Weather Parametric Insurance can cover a wide range of perils, including but not limited to:

  • Precipitation: This peril covers excessive rainfall, droughts, and other precipitation-related events. Indices used for precipitation can include rainfall levels, rainfall duration, or accumulated precipitation over a specific period.
  • Temperature: Temperature-related perils encompass extreme heatwaves, cold snaps, or temperature anomalies. Indices for temperature can include average temperature, maximum or minimum temperature thresholds, or degree days.
  • Wind: Wind-related perils cover events such as hurricanes, tornadoes, or strong gusts. Indices for wind can include wind speed thresholds, wind direction, or accumulated wind energy.
  • Snow: Snow-related perils protect against heavy snowfall, blizzards, or snowstorms. Indices for snow can include snow depth, snowfall intensity, or snow cover duration.

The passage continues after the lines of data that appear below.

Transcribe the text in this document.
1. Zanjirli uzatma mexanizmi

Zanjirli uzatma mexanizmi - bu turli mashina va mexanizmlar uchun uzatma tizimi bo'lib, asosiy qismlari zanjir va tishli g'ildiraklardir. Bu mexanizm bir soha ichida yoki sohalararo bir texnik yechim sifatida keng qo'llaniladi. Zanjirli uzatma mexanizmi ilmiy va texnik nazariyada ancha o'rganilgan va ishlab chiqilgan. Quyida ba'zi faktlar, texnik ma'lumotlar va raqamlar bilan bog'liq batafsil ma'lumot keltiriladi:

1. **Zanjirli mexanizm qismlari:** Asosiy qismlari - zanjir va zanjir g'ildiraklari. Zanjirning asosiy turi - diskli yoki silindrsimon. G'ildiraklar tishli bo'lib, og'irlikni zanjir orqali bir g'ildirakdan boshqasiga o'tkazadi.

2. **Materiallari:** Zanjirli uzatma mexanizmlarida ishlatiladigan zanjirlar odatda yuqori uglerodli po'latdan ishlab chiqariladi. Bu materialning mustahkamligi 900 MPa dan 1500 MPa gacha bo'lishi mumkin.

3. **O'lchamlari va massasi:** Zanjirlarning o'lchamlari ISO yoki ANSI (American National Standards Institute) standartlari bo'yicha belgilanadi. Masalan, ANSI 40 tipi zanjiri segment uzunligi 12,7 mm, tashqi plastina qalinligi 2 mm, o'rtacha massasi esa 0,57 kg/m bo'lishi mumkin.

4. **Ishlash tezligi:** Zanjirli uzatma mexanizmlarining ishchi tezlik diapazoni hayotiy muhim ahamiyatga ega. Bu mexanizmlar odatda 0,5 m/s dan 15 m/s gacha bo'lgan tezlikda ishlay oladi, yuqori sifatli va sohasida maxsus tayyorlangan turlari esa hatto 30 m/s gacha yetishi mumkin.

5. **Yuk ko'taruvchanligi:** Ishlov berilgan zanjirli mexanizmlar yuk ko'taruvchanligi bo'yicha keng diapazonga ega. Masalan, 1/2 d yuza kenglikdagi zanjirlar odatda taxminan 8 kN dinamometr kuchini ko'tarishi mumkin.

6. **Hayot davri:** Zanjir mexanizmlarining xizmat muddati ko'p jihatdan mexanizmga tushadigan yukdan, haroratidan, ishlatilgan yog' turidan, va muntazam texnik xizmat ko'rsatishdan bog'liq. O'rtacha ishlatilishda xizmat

Weather & Climate Data Sources

Riskwolf uses a variety of high-quality weather data sources to ensure accurate parametric insurance triggers and payouts. For complete technical documentation on each data source, please visit our dedicated reference pages:

  • NOAA GHCN - Global Historical Climatology Network daily data
  • NOAA IBTrACS - International Best Track Archive for Climate Stewardship
  • IMD Gridded Rainfall - India Meteorological Department Gridded Rainfall Data Set
  • IMD Gridded Temperature - India Meteorological Department Gridded Temperature Data
  • ECMWF ERA5 Land - Hourly Reanalysis Dataset from European Centre for Medium-Range Weather Forecasts
  • ECMWF IFS Forecast - Integrated Forecast System
  • CHC CHIRPS - Climate Hazards Group InfraRed Precipitation with Station data
  • USGS EHP - United States Geological Survey Earthquake Hazards Program
  • Copernicus GDACS - Global Disaster Alert and Coordination System

For an overview of all data sources and their applications, see our Data Sources Overview.

See also our Common Weather Indices Reference for detailed information on how these data sources are used to create weather indices for parametric insurance products.

Weather Indices

Riskwolf's parametric insurance products utilize a variety of specialized weather indices tailored to specific agricultural needs. Each index is carefully calibrated to correlate with crop yield impacts and financial losses. For detailed technical specifications of all indices, see our Common Weather Indices Reference.

Below are key indices used in cropINSURE solutions with real-world application scenarios:

1. Aggregate of rainfall over respective phases

Description: Measures the total accumulated rainfall during a defined period, ideal for addressing seasonal drought or excess rainfall risks.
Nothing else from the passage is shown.